NEW YORK -- Federated Department Stores Inc. significantly raised the stakes for control of bankrupt R.H. Macy & Co. Monday by submitting a $3.8 billion revised reorganization proposal to mediator Cyrus R. Vance.

The plan increases the payout to trade creditors, bondholders and bank lenders.

The improved valuation, an increase from Federated's $3.51 billion proposal of April 29, tops the $3.67 billion value of the Macy plan that was also submitted April 29. Macy's latest proposal, also submitted to Vance on Monday, was only slightly revised, except for minor changes in the rights offering to bondholders.

Macy's, however, argues that its plan is actually worth $3.9 billion, based on rights and warrants to be issued by Macy's to bondholders and unsecured creditors.

These revised plans are believed to be the final offers in the mediation process.

However, after Vance submits the favored plan to Bankruptcy Judge Burton R. Lifland, Lifland will still have the option of allowing additional bids.

A source close to the unsecured creditors' committee said the Federated and Macy's plans are about equally attractive for unsecured creditors. He added that more time was required to thoroughly evaluate the offers.

But some bankruptcy experts said Federated's new proposal gives it an edge over Macy's in the battle for the bankrupt giant. They say Federated's key advantage is that its stock is easier to evaluate than a proposed new Macy's stock.

Federated might have another advantage in that it is proposing significant cost savings -- reportedly in excess of $100 million -- through the consolidation of various units.

In its new offer, Federated will value its stock within a range of $21 to $26 a share, an improvement on the $25-a-share arbitrarily set in its first proposal. In the last 52 weeks, Federated's stock has traded at a high of 25 1/4 and a low of 18.

Vance will now review both proposals, along with a third blueprint submitted by the bondholders. Vance met with Macy's on Monday and plans meetings with creditors as well for the rest of the week.

Vance could submit his recommendation for Macy's reorganization to Lifland as early as next week.In a statement, Macy's said it believes it now has a confirmable plan in hand.

The bulk of the increased payout by Federated will go to bondholders, who have voiced the loudest opposition to the Macy's and Federated plans to date. Bondholders offered their own revision of a proposal originally submitted last week. The bondholders revision allows for the conversion of Macy debt into cash.

The revised Federated plan increases by $105 million, to $180 million, the stock and warrants paid to bondholders upon confirmation. Bondholders would also be eligible for $90 million in stock upon exercising rights to purchase $450 million in Federated convertible debentures.

The revised Federated plan also gives secured bank lenders an additional $45.2 million payout. Unsecured creditors, including trade creditors, would receive $126 million payout in cash, stock and warrants, an increase of $78 million from Federated's original plan.
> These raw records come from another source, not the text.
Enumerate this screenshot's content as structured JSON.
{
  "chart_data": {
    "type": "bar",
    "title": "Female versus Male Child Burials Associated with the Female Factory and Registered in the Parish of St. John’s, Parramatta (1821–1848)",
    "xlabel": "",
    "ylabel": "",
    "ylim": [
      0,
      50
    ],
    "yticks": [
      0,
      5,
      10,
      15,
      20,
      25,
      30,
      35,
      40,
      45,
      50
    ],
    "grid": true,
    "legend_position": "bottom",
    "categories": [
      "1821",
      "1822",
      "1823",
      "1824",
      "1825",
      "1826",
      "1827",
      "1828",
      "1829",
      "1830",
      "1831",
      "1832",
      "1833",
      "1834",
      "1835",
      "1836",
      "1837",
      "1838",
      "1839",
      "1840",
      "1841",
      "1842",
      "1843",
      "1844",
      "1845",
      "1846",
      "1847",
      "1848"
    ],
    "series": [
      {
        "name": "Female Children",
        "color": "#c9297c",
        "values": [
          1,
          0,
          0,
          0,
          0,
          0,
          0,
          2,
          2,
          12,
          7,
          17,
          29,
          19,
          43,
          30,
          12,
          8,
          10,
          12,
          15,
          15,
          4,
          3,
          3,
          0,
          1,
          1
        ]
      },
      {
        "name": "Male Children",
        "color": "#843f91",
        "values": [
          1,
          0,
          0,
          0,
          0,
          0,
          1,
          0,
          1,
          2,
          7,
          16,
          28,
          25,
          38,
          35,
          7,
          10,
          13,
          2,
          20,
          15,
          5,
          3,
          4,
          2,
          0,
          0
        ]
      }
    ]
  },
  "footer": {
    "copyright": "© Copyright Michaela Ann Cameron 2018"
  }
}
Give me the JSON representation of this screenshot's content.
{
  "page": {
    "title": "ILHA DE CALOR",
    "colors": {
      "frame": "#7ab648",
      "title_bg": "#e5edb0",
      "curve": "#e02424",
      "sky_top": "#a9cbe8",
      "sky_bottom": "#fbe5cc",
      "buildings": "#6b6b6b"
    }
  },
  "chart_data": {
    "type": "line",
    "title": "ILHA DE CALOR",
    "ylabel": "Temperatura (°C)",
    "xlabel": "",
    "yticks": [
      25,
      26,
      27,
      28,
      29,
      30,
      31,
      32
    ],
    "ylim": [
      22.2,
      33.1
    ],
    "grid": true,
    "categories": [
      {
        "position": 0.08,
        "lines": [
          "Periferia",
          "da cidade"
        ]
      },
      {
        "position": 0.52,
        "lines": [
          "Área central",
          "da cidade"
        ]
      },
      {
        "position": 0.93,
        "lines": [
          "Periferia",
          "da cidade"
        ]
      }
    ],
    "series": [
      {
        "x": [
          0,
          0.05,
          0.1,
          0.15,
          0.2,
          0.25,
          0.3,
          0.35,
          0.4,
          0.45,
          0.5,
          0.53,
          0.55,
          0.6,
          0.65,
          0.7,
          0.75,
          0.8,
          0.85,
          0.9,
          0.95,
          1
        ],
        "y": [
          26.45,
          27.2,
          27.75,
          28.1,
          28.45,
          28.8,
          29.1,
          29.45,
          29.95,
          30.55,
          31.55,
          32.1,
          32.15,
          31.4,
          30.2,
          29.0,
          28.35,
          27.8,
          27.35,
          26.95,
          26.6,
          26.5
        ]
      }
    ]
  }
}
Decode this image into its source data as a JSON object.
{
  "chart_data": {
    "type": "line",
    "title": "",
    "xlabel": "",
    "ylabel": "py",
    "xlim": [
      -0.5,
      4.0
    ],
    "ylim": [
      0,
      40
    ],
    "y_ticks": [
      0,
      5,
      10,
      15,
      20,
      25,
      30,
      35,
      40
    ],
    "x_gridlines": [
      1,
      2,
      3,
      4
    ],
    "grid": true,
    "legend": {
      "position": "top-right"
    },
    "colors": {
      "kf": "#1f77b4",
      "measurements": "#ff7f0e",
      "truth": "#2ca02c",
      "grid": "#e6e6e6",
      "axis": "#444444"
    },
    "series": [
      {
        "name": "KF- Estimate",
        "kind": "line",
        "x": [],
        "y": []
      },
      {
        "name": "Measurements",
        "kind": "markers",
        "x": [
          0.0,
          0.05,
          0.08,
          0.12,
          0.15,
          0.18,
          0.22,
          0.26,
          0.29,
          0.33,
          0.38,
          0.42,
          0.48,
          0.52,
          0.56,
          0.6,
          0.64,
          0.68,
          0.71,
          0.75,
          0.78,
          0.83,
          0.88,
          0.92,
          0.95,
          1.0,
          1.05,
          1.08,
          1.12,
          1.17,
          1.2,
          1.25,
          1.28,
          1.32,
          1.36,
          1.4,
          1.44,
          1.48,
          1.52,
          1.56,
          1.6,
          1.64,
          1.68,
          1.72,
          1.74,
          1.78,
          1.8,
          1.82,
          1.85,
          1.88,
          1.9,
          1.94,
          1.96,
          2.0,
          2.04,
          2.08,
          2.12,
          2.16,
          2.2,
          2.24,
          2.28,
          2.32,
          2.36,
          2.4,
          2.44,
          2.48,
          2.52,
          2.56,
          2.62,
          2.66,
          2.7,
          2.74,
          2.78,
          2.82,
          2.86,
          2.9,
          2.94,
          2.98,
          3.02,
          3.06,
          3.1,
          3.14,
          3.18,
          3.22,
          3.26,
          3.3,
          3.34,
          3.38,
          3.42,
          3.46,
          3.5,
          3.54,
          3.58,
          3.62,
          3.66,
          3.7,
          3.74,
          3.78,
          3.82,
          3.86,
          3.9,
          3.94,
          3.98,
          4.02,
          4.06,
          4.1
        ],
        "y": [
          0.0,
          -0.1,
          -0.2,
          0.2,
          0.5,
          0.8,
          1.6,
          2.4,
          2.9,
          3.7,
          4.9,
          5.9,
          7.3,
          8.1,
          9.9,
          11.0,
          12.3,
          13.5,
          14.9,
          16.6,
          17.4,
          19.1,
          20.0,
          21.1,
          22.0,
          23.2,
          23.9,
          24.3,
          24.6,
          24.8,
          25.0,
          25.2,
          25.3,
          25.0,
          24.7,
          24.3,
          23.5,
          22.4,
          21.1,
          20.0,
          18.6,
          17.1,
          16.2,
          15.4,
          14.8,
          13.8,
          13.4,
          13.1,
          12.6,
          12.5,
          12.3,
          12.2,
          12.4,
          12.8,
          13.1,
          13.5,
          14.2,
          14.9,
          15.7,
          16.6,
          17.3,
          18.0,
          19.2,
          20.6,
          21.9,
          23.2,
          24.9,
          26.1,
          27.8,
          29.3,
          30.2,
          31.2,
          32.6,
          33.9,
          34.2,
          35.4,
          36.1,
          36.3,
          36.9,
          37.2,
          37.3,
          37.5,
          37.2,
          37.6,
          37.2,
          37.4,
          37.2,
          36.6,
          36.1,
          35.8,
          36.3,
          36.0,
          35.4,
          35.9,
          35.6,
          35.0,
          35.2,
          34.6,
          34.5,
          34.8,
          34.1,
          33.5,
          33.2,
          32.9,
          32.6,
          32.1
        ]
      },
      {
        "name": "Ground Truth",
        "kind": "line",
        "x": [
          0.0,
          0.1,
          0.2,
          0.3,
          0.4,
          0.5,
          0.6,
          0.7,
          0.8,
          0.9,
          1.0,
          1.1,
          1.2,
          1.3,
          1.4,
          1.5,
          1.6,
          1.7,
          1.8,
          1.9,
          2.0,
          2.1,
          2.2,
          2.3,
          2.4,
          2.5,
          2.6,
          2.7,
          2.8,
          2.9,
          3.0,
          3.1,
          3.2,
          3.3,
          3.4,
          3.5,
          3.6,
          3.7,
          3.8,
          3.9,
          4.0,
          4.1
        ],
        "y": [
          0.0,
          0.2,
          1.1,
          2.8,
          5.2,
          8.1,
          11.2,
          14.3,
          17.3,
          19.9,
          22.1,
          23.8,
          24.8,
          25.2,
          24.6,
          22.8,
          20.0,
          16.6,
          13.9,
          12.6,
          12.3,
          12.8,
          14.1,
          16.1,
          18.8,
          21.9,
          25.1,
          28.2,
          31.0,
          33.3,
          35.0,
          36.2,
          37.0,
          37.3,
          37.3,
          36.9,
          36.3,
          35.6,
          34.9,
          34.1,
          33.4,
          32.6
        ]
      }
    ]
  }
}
Here's how the Macy's and Federated proposals stack up:

  • For general unsecured creditors: Macy's proposes to pay $146.3 million in cash, warrants and stock, including approximately $20 million in claims on goods shipped within two weeks of the Chapter 11 filing, which have to be paid in full. Federated proposes to pay $126 million in cash, warrants and stock, not including claims just prior to bankruptcy.
  • For bondholders: Macy's offers $165 million in stock and warrants plus a rights offering for up to 25 percent of Macy's post-Chapter 11 stock. Federated is offering $180 million in stock and warrants plus $90 million in stock tied to the purchase of debentures.
  • For secured bank lenders: Macy's is offering $1.63 billion in cash and stock. Federated is offering $1.685 billion in cash and stock.
Allen Questrom, Federated's chairman and chief executive, said, "We said from the beginning that our intent was to pursue a possible business combination with Macy's, and we are convinced that doing so will create long-term value for Federated's existing shareholders."